Over 70,000 Americans die each year from overdoses.  The one piece of good news this day is: it doesn't have to be that way.  Like the coronavirus, it's a disease that is going to take a cooperative effort from all of us to stop its spread and save lives.  Won't you help?

I thought it would be worthwhile to add to this article a list of places people with addiction problems could turn for help.  I began my search by Googling 'where to turn for drug addiction help in Lincoln County, NC.'  One of the referrals I got was to addicted.org, who identified themselves on their website as DRS (no explanation of what that acronym means).  In their opening paragraph, they stated:  "Problems with drug addiction can occur to anyone, but with the right treatment and support, the addiction is easily overcome."  Easily overcome?  NO!  Needless to say, I don't recommend you call them. 

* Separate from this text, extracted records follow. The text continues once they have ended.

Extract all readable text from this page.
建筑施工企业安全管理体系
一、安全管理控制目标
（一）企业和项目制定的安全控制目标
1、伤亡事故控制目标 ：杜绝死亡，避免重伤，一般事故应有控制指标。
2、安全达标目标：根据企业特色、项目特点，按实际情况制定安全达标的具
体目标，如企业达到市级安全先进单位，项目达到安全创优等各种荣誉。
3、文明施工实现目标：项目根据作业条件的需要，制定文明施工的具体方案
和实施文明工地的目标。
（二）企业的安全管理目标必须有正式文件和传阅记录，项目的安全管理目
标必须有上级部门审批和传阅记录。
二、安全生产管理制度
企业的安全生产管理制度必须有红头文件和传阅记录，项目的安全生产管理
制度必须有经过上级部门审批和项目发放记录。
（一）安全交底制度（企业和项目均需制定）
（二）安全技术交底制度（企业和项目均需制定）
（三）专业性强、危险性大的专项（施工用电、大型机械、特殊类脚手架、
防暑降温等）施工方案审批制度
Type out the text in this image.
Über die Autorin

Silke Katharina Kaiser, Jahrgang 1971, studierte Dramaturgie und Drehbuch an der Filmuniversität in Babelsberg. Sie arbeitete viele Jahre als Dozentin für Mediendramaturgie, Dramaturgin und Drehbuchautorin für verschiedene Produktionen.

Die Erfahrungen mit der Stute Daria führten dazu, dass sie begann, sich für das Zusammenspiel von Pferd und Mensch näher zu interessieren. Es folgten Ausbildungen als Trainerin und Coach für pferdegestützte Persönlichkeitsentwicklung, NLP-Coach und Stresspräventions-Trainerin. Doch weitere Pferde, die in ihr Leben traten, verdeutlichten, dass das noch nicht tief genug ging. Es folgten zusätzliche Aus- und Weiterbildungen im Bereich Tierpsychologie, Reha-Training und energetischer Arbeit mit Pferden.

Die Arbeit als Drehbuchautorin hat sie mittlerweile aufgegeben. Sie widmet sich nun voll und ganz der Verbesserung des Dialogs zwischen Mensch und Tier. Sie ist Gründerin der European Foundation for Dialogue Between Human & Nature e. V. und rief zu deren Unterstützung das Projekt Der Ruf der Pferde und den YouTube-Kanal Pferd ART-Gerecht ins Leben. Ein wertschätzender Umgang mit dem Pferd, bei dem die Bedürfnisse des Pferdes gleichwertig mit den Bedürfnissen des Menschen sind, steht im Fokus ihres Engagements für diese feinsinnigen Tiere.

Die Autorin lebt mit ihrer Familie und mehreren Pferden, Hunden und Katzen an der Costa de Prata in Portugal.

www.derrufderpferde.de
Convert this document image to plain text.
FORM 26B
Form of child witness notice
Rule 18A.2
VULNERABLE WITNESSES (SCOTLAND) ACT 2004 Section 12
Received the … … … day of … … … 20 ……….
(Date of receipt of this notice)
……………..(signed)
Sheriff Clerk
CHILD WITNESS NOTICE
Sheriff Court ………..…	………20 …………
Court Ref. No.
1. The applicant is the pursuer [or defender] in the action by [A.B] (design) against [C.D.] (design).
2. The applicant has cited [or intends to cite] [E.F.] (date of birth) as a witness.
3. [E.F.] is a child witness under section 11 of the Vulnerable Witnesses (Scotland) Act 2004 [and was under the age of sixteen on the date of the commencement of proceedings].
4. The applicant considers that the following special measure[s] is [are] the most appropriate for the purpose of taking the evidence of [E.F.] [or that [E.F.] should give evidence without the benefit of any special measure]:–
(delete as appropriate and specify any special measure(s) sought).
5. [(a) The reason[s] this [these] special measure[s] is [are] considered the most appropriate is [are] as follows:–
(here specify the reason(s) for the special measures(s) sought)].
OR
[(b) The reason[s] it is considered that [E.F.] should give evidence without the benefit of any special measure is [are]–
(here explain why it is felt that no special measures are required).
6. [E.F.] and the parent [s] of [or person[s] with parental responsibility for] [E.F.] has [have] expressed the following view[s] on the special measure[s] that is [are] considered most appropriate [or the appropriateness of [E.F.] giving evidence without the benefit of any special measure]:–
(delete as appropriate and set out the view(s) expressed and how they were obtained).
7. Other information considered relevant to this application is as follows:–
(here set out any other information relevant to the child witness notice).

I also saw the number for SAMHSA, the Substance Abuse and Mental Health Services Administration, a branch of the U.S Department of Health and Human Services (1-800-662-4357).  That may be a good beginning point, but I think our readers deserve better, so I asked the people at Olive Branch Ministry, for whom I have sincere respect and appreciation, for their recommendations.  

They agreed that ICGH ( 828-322-5915), referenced in our Friday article is a good choice.